Context: The mechanisms underlying the well-known glucagon-induced satiety effect are unclear. Recently, we showed that glucagon induces a remarkable decrease in the orexigenic hormone ghrelin that might be responsible for this effect.
Objective: The objective of this study was to evaluate the putative role of the hypothalamic pituitary axis in glucagon's suppressive effect on ghrelin secretion. DESIGN, SUBJECTS, AND METHODS: Prospectively, we studied the endocrine and metabolic responses to im glucagon administration in 22 patients (16 males; age, 21-68 yr; body mass index, 28.1 +/- 1.1 kg/m(2)) with a known hypothalamic-pituitary lesion and at least one pituitary hormone deficiency. Control experiments were performed in 27 healthy subjects (15 males; age, 19-65 yr; body mass index, 25.5 +/- 0.9 kg/m(2)).
Results: The suppression of ghrelin by glucagon measured as area under the curve(240 min) was significantly greater in controls when compared with patients (P < 0.01).

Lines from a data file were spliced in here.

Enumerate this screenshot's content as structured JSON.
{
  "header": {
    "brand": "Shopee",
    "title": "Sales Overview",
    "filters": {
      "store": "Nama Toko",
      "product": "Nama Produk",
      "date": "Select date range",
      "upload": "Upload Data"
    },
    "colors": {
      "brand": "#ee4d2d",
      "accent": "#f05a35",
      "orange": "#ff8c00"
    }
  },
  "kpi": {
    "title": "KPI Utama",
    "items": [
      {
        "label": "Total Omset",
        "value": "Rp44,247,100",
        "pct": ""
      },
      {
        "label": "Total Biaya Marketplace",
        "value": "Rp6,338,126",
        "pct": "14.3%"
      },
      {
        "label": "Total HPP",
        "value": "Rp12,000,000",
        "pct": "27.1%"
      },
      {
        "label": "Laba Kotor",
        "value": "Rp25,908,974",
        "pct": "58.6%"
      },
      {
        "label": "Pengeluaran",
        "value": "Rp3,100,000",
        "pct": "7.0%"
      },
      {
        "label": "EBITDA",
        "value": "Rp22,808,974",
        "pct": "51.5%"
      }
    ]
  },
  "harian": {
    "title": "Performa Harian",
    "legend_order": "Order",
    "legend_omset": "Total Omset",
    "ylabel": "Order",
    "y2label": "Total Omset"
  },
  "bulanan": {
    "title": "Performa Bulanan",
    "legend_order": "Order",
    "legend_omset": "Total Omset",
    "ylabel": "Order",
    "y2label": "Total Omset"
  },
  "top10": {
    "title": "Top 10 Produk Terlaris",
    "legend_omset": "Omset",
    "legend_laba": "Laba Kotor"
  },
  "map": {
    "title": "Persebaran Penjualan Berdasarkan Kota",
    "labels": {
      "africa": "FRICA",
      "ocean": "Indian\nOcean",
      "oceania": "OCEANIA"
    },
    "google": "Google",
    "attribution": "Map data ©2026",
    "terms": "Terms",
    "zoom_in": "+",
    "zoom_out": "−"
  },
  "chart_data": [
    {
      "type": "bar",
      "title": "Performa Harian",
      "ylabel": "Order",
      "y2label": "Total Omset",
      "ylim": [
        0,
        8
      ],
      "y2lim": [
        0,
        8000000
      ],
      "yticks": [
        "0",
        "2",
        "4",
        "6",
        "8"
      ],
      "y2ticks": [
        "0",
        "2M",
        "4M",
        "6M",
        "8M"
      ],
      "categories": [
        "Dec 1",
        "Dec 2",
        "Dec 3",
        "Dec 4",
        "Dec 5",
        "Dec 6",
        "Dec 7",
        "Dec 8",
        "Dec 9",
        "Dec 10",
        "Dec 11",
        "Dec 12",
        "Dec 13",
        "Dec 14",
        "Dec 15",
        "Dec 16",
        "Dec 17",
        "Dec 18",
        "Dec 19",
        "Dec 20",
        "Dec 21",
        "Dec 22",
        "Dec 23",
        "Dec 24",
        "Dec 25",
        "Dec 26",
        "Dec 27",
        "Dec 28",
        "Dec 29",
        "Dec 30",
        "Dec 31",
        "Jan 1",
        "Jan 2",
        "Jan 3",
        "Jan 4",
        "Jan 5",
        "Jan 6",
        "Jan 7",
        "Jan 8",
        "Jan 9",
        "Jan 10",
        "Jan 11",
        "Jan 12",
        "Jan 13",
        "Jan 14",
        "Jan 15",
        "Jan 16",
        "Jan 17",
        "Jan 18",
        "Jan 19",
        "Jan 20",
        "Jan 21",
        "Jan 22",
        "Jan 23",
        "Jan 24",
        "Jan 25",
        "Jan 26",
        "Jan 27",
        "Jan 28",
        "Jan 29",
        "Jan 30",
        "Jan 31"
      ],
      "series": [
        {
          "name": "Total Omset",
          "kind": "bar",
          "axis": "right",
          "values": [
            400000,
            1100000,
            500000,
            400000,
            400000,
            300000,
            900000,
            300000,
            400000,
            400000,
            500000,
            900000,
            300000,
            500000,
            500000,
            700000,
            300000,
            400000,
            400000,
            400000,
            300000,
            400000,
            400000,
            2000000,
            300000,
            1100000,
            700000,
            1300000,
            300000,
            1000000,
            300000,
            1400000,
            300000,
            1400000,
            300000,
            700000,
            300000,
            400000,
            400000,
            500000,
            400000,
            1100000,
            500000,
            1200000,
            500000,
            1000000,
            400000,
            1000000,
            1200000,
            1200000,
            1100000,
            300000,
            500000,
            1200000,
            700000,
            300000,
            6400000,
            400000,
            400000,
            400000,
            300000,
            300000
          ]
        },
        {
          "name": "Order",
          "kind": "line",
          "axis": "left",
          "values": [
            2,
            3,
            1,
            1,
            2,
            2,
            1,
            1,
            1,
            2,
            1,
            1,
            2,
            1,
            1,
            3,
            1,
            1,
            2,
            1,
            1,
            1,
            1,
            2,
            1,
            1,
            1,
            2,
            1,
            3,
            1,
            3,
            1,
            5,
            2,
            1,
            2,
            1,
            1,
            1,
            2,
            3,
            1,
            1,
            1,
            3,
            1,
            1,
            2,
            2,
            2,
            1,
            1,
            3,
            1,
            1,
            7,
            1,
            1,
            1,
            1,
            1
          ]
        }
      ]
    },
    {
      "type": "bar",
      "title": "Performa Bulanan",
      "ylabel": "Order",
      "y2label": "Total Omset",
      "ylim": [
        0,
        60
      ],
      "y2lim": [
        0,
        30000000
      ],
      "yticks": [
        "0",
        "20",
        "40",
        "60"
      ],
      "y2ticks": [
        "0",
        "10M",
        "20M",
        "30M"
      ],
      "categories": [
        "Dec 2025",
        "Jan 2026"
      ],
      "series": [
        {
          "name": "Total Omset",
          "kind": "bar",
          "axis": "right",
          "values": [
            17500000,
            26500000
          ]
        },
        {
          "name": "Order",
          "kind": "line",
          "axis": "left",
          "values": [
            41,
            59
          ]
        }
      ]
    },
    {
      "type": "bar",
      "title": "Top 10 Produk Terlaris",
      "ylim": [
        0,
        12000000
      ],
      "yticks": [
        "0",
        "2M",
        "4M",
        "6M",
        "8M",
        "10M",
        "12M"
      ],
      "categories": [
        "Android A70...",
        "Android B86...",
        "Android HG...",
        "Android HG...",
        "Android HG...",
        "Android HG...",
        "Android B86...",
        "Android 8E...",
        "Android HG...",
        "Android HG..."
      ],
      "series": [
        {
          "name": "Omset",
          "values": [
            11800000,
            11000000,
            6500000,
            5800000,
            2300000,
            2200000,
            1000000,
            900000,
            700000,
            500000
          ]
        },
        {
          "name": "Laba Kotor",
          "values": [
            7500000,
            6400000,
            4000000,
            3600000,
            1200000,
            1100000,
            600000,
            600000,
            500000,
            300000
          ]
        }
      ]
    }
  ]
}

Although there was a significant decrease in ghrelin in controls (P < 0.001), ghrelin was almost unchanged in patients (P = 0.359). Changes in glucagon, glucose, and insulin levels were comparable between both groups.
Conclusions: We show that the hypothalamic-pituitary axis plays an essential role in the suppression of ghrelin induced by im glucagon administration. Glucagon significantly decreases ghrelin levels in healthy subjects. However, in the absence of an intact hypothalamic-pituitary axis, this effect was abolished. The mechanisms responsible for our observation are unlikely to include changes in glucose or insulin levels.